Friday, September 16, 2011

Lee Dorsey most surely can!


Earlier this year I'd went and purchased an Australian twofer of Lee Dorsey's "Yes We Can" and "Night People" album. Having devoured an Arista greatest hits that'd been languishing in my collection till the "Treme" fever was on me, I was hungry for more, and some quick online reading led me to believe "Yes We Can" would be a good choice, teaming Lee with Allen Toussaint and The Meters. The least expensive way to snag with was in this pairing with "Night People." Now, written accounts heap high praise on "Yes We Can" as an epitome of prime New Orleans funk and denigrate "Night People" as an overproduced disco sellout. And honestly I find both judgements highly misleading.

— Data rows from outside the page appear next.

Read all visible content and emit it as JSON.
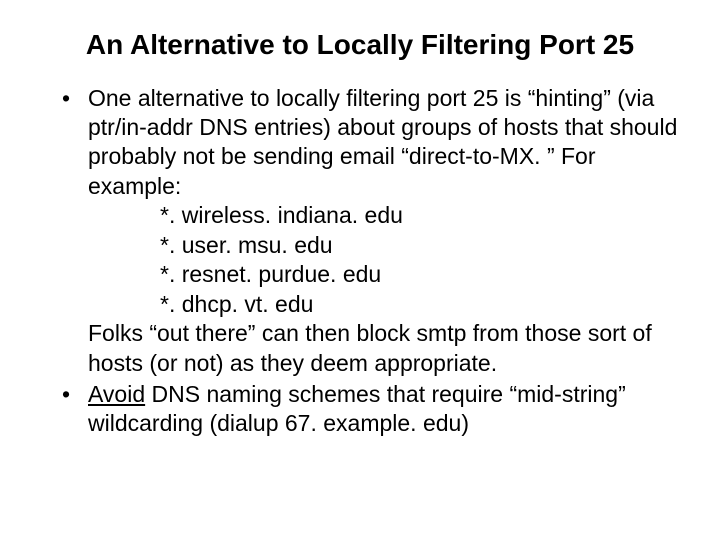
{
  "title": "An Alternative to Locally Filtering Port 25",
  "bullets": [
    {
      "lead": "One alternative to locally filtering port 25 is “hinting” (via ptr/in-addr DNS entries) about groups of hosts that should probably not be sending email “direct-to-MX. ” For example:",
      "examples": [
        "*. wireless. indiana. edu",
        "*. user. msu. edu",
        "*. resnet. purdue. edu",
        "*. dhcp. vt. edu"
      ],
      "trail": "Folks “out there” can then block smtp from those sort of hosts (or not) as they deem appropriate."
    },
    {
      "underlined": "Avoid",
      "rest": " DNS naming schemes that require “mid-string” wildcarding (dialup 67. example. edu)"
    }
  ]
}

"Night People" is indeed light on patented NOLA rhythmic strategms and distinctive brand of funkiness. But rather than slick, disco what's on offer is still distinctly Southern-fried and soulful stylings, but Memphis' variants ala vintage Al Green. Lee of course acquits himself admirably as ever in the vocal department. And backing musicians include the Queen of New Orleans soul Irma Thomas on backing vocals and idiosyncratic keyboard wizard James Booker. You can hear an awareness of disco convention on "Night People" but Toussaint's strategy is more to focus on the immediate precursors to disco rather than employ the robotic beats, glossy orchestral arrangements etc. So you sense he was making overtures to the market without submitting to disco orthodoxy per se.

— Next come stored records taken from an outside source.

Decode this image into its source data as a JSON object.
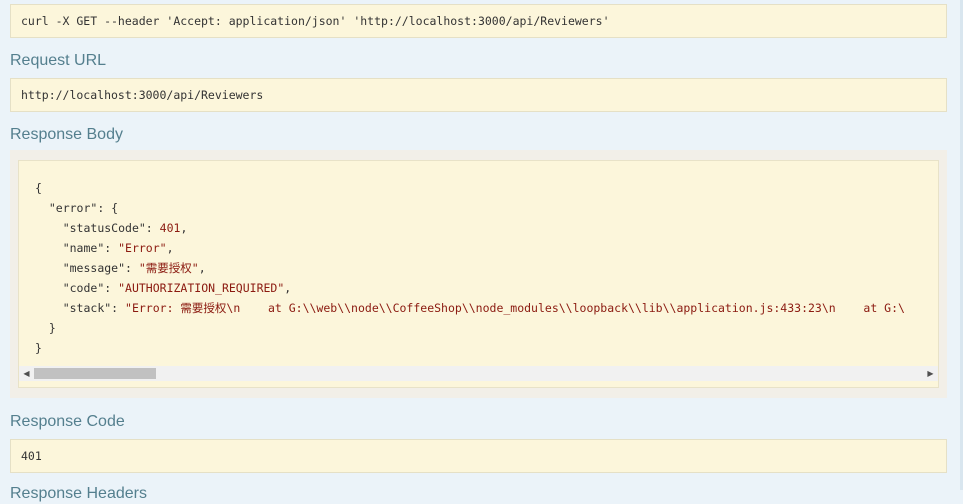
{
  "curl": {
    "command": "curl -X GET --header 'Accept: application/json' 'http://localhost:3000/api/Reviewers'"
  },
  "request_url": {
    "heading": "Request URL",
    "value": "http://localhost:3000/api/Reviewers"
  },
  "response_body": {
    "heading": "Response Body",
    "lines": {
      "open_brace": "{",
      "error_key": "\"error\"",
      "error_open": ": {",
      "status_key": "\"statusCode\"",
      "status_sep": ": ",
      "status_val": "401",
      "status_comma": ",",
      "name_key": "\"name\"",
      "name_sep": ": ",
      "name_val": "\"Error\"",
      "name_comma": ",",
      "message_key": "\"message\"",
      "message_sep": ": ",
      "message_val": "\"需要授权\"",
      "message_comma": ",",
      "code_key": "\"code\"",
      "code_sep": ": ",
      "code_val": "\"AUTHORIZATION_REQUIRED\"",
      "code_comma": ",",
      "stack_key": "\"stack\"",
      "stack_sep": ": ",
      "stack_val": "\"Error: 需要授权\\n    at G:\\\\web\\\\node\\\\CoffeeShop\\\\node_modules\\\\loopback\\\\lib\\\\application.js:433:23\\n    at G:\\",
      "inner_close": "}",
      "outer_close": "}"
    },
    "scrollbar": {
      "left_arrow": "◀",
      "right_arrow": "▶"
    }
  },
  "response_code": {
    "heading": "Response Code",
    "value": "401"
  },
  "response_headers": {
    "heading": "Response Headers"
  }
}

"Yes We Can" is a still more perplexing project. Coz, rather than the streamlined yet straightahead funk work-outs of Dorsey's hit singles Toussaint had written and produced he and the Meters created an album of unabashed art music - based in funk and other New Orleans tradition but taking it into very ambitious and, I daresay, visionary directions. The title song kicks things off merely with lethal funkitude -- establishing the mastery of the genre by those involved. And then with "Riverboat" they take it off into the great beyond. Syncopations here don't just limn out a hip shaking beat, they expand, convolute, turn in on themselves and then out again, directing the overall architecture of most songs' composition out into demanding and exotic shapes. It's not for nothing that Van Dyke Parks covered this song as well as "Occapella" on his uber-arty homage to indigenous American eccentricity - "Discover America."

Finally, "Yes We Can" emerges as one of the great American art music records right up there a "Pet Sounds" "Oar" or "Sister Lovers" only funk based.

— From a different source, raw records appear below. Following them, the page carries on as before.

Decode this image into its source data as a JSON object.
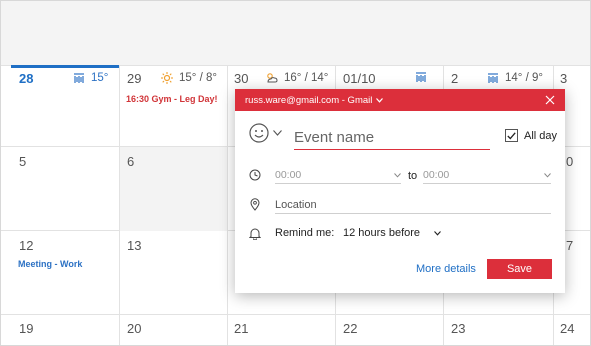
{
  "calendar": {
    "week1": {
      "days": [
        "28",
        "29",
        "30",
        "01/10",
        "2",
        "3"
      ],
      "weather": [
        "15°",
        "15° / 8°",
        "16° / 14°",
        "14° / 9°"
      ],
      "event_gym": "16:30 Gym - Leg Day!"
    },
    "week2": {
      "days": [
        "5",
        "6",
        "0"
      ]
    },
    "week3": {
      "days": [
        "12",
        "13",
        "7"
      ],
      "event_meeting": "Meeting - Work"
    },
    "week4": {
      "days": [
        "19",
        "20",
        "21",
        "22",
        "23",
        "24"
      ]
    },
    "colors": {
      "today": "#1f6fc5",
      "gym_event": "#d13438",
      "meeting_event": "#2d72c4",
      "weather_sun": "#f0a030"
    }
  },
  "popup": {
    "account": "russ.ware@gmail.com - Gmail",
    "event_placeholder": "Event name",
    "all_day": "All day",
    "all_day_checked": true,
    "start_time": "00:00",
    "to_label": "to",
    "end_time": "00:00",
    "location_placeholder": "Location",
    "remind_label": "Remind me:",
    "remind_value": "12 hours before",
    "more_details": "More details",
    "save": "Save",
    "accent": "#dc2f3b"
  }
}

And here's a quick list of funky art music
Shuggie Otis "Freedom Suite"
D'Angeleo "Voodoo"
Terrence Trent Darby "Neither Fish Nor Flesh" (and big hunks of everything he released afterwards)
and y'all know 'bout Prince...tho I will state that any of his albums - listened to 10 years after their initial release (and thus all media brouhaha and personal expectations have burned off) sound mighty fine.